その間ライラはずっと冷たい水に浸かっていて。
流石に思い出し赤面した時には熱く感じていた体温も、長く浸かれば浸かるほど冷めていった。
今は完全に平静となっていたライラには、滝壺の水は氷のようにも感じられた。
実を言えば、早く水から出たく思ってはいたのだが、いかんせんライラには今、着るものが無かった。
(このままだと、風邪を引いてしまうかも…)
そう思い始めると、身体が素直に反応する。
途端に身体がぶるぶると震えだし、口を開けると歯がカチカチと鳴った。
折角雨を凌いでも、こんな事で体調を崩してしまっては意味がないと思い、ライラは勇気を振り絞ってシンに声を掛けることにした。

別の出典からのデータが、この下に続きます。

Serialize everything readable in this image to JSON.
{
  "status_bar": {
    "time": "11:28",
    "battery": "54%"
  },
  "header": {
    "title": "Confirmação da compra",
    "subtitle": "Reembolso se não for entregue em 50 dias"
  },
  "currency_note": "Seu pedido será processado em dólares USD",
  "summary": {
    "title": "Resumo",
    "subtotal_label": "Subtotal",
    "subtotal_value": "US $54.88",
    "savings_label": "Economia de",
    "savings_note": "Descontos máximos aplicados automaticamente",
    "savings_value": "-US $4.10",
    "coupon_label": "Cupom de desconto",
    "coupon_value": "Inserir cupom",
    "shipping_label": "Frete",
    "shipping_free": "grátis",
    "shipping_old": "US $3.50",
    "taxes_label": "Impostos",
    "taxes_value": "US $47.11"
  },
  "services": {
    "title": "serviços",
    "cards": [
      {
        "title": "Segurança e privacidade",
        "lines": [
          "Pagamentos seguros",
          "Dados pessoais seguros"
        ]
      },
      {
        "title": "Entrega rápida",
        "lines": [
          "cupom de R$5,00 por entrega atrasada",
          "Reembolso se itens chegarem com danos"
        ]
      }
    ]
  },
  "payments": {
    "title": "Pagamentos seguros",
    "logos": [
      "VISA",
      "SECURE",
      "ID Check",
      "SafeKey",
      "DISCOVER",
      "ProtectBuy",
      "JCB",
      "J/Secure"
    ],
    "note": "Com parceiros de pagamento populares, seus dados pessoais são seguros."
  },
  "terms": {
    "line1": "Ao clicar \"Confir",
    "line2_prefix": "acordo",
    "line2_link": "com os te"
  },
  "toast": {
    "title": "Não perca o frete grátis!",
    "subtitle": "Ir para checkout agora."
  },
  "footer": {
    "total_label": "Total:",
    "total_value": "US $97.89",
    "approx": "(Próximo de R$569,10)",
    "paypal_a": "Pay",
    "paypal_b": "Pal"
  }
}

ただ、シンのほうを向くことは、まだ恥ずかしくて出来なかったのだが…。
「……あの…、シン…?」
「………………」
(あれ?)
声が小さくて聞こえ無かったのだろうか、シンからの返事は無かった。
それで、ライラはそぉっとシンがいるほうに目を移し、驚いた。
シンが、音も無く消えてしまっていたのだ。